In Japan, tourists will soon have their fingerprints scanned when they enter the country. That’s not new–it happens to everyone who visits the U.S., too. The difference here is that in Japan, you will then be able to use your fingerprint to pay for things.
The project is a trial, and the convenience of fingerprint payments is clearly a sugar coating on the other security-related reasons for biometric data collection. According to the Japan News, the Japanese government wants to have a fully functioning biometric collection system in place for the 2020 Olympics.
It works like this: Tourists can register both their credit cards and their fingerprints upon arrival at an airport. They can then use fingerprint readers in participating stores to pay for goods and services. For now, 300 shops and hotels in popular tourist areas will participate, says Japan News, and will be gradually expanded.
Of course, even the convenience of shopping without a wallet won’t be free. Tourists will also be tracked for commercial benefit–helping the tourist industry and government analyze visitors’ movements and spending habits.

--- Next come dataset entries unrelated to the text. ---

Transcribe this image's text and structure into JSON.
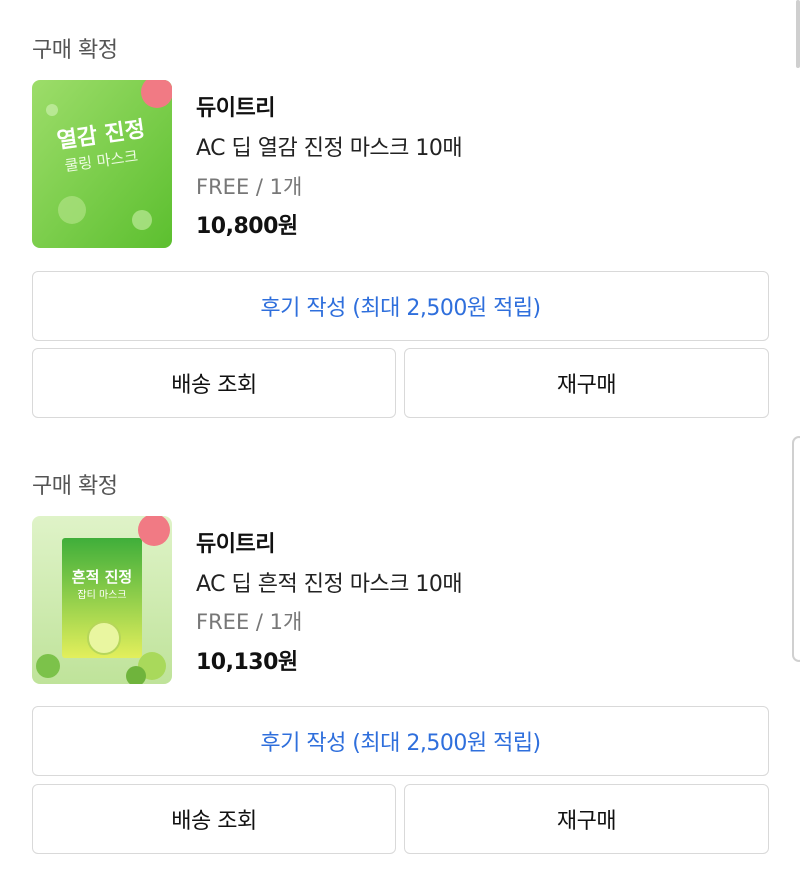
{
  "orders": [
    {
      "status": "구매 확정",
      "brand": "듀이트리",
      "product_name": "AC 딥 열감 진정 마스크 10매",
      "option": "FREE / 1개",
      "price": "10,800원",
      "thumbnail_icon": "cooling-mask-product-image",
      "thumb_text": [
        "열감 진정",
        "쿨링 마스크"
      ],
      "review_button": "후기 작성 (최대 2,500원 적립)",
      "shipping_button": "배송 조회",
      "rebuy_button": "재구매"
    },
    {
      "status": "구매 확정",
      "brand": "듀이트리",
      "product_name": "AC 딥 흔적 진정 마스크 10매",
      "option": "FREE / 1개",
      "price": "10,130원",
      "thumbnail_icon": "trace-mask-product-image",
      "thumb_text": [
        "흔적 진정",
        "잡티 마스크"
      ],
      "review_button": "후기 작성 (최대 2,500원 적립)",
      "shipping_button": "배송 조회",
      "rebuy_button": "재구매"
    }
  ],
  "colors": {
    "review_text": "#2f6fdc",
    "border": "#d9d9d9",
    "status_text": "#555555",
    "option_text": "#777777"
  }
}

The problem is that fingerprints aren’t even a good biometric ID. They may be unique, but they are far from secure and have the added problem that you have to hand over a unique identifier to a government agency.

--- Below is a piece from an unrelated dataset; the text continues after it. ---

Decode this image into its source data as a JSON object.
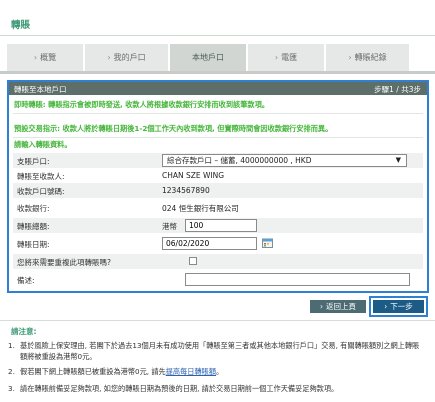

“Biometrics are easy to steal,” says security writer Bruce Schneier. “You leave your fingerprints everywhere you touch, your iris scan everywhere you look. Regularly, hackers have copied the prints of officials from objects they’ve touched, and posted them on the Internet. We haven’t yet had an example of a large biometric database being hacked into, but the possibility is there. Biometrics are unique identifiers, but they’re not secrets.”
Better, says Schneier, is a system that uses your fingerprint to unlock your cellphone, which then authenticates you. This requires two things: your phone and your fingerprint, making it harder to spoof.
The other problem with using a fingerprint for payment is that you’re stuck with it. “Passwords can be changed, but if someone copies your thumbprint, you’re out of luck,” says Schneier. “You can’t update your thumb. Passwords can be backed up, but if you alter your thumbprint in an accident, you’re stuck.”
If somebody steals your credit card number, it can be canceled. Try that with a fingerprint. And that’s before we even get started with movie-plot crimes where criminals lop off fingers to steal your ID.
Fingerprints and other biometrics are useful ways to ID people, but we should be careful about how we use them, and an individual should retain control over their own prints, perhaps by using a your own fingerprint scanner in your phone. We don’t want to end up with fingerprints being like antibiotics–so overused that they become useless. Imagine if the Japanese government’s fingerprint database were hacked. The entire payment system would collapse, with no way fix it.